The Avrahamis' captive, Feedback, had attempted to satisfy the risk distribution requirement through a risk pool operated by Pan American Insurance, however, the risk pool only included terrorism risks, while other risk insured by Feedback were not pooled.

Furthermore, the court held that the Avrahami’s captive did not satisfy the risk distribution required of insurers. The Court further held that the operations of the Avrahami’s captive were not within the “commonly accepted notions of insurance.” Essentially, the court ruled that Feedback and Pan American both failed to operate as bona fide insurance companies, noted Capstone.

Coby Hyman, a tax attorney who focuses on captive operational issues in support of Capstone, commented: “The opinion highlights multiple questionable choices by the Avrahamis in operating their captive insurer. The Court noted that the insureds took out loans of approximately 65 percent of the captive’s assets that were insufficiently secured or were unsecured, with funds passing through shell entities back to the captive’s owners.

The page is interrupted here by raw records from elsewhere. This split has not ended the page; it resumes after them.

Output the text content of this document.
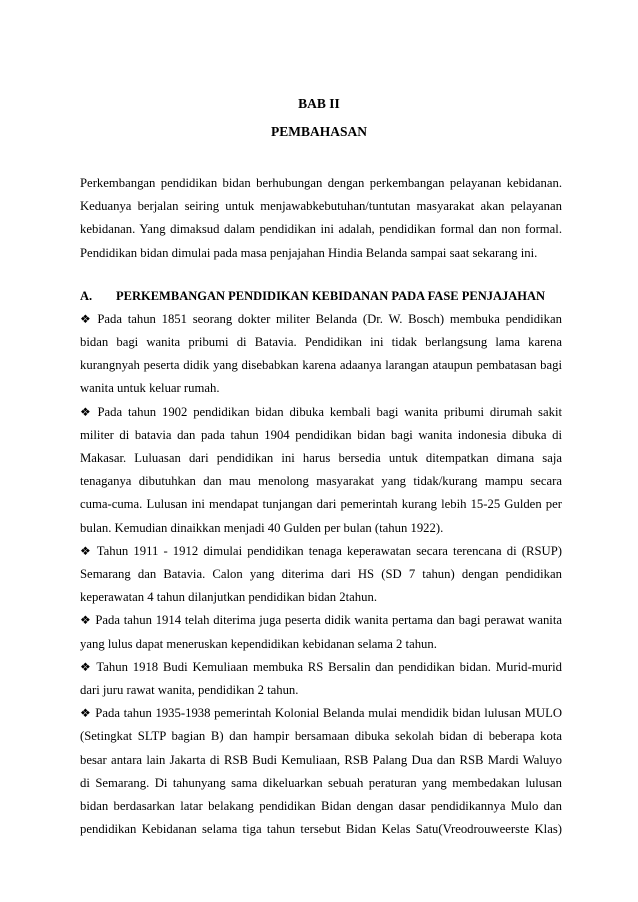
BAB II
PEMBAHASAN

Perkembangan pendidikan bidan berhubungan dengan perkembangan pelayanan kebidanan.

Keduanya berjalan seiring untuk menjawabkebutuhan/tuntutan masyarakat akan pelayanan

kebidanan. Yang dimaksud dalam pendidikan ini adalah, pendidikan formal dan non formal.

Pendidikan bidan dimulai pada masa penjajahan Hindia Belanda sampai saat sekarang ini.

A. PERKEMBANGAN PENDIDIKAN KEBIDANAN PADA FASE PENJAJAHAN

❖ Pada tahun 1851 seorang dokter militer Belanda (Dr. W. Bosch) membuka pendidikan

bidan bagi wanita pribumi di Batavia. Pendidikan ini tidak berlangsung lama karena

kurangnyah peserta didik yang disebabkan karena adaanya larangan ataupun pembatasan bagi

wanita untuk keluar rumah.

❖ Pada tahun 1902 pendidikan bidan dibuka kembali bagi wanita pribumi dirumah sakit

militer di batavia dan pada tahun 1904 pendidikan bidan bagi wanita indonesia dibuka di

Makasar. Luluasan dari pendidikan ini harus bersedia untuk ditempatkan dimana saja

tenaganya dibutuhkan dan mau menolong masyarakat yang tidak/kurang mampu secara

cuma-cuma. Lulusan ini mendapat tunjangan dari pemerintah kurang lebih 15-25 Gulden per

bulan. Kemudian dinaikkan menjadi 40 Gulden per bulan (tahun 1922).

❖ Tahun 1911 - 1912 dimulai pendidikan tenaga keperawatan secara terencana di (RSUP)

Semarang dan Batavia. Calon yang diterima dari HS (SD 7 tahun) dengan pendidikan

keperawatan 4 tahun dilanjutkan pendidikan bidan 2tahun.

❖ Pada tahun 1914 telah diterima juga peserta didik wanita pertama dan bagi perawat wanita

yang lulus dapat meneruskan kependidikan kebidanan selama 2 tahun.

❖ Tahun 1918 Budi Kemuliaan membuka RS Bersalin dan pendidikan bidan. Murid-murid

dari juru rawat wanita, pendidikan 2 tahun.

❖ Pada tahun 1935-1938 pemerintah Kolonial Belanda mulai mendidik bidan lulusan MULO

(Setingkat SLTP bagian B) dan hampir bersamaan dibuka sekolah bidan di beberapa kota

besar antara lain Jakarta di RSB Budi Kemuliaan, RSB Palang Dua dan RSB Mardi Waluyo

di Semarang. Di tahunyang sama dikeluarkan sebuah peraturan yang membedakan lulusan

bidan berdasarkan latar belakang pendidikan Bidan dengan dasar pendidikannya Mulo dan

pendidikan Kebidanan selama tiga tahun tersebut Bidan Kelas Satu(Vreodrouweerste Klas)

“Additionally, records produced reflected that the client’s lawyer, Celia Clark, directed the actuary (Rosenbach) to arrive at a dollar-specific premium that fit the client’s targets. The semi-retired actuary couldn’t articulate for the Court how the premiums charged by the captive were calculated and thus failed to follow generally accepted actuarial standards.

“The opinion commented that the possibility of a covered loss being triggered under the carefully designed terrorism risk pool was so low that the Avrahami’s actuary admitted that he did not know of any event in history that would have triggered coverage. Additionally, the St. Kitts domicile is a small domicile having little regulatory history or experience, unlike more common domestic or UK-controlled domiciles. Despite such, the captive operated at odds with the St. Kitts regulatory requirements in that the required pre-approval for loans was never obtained.”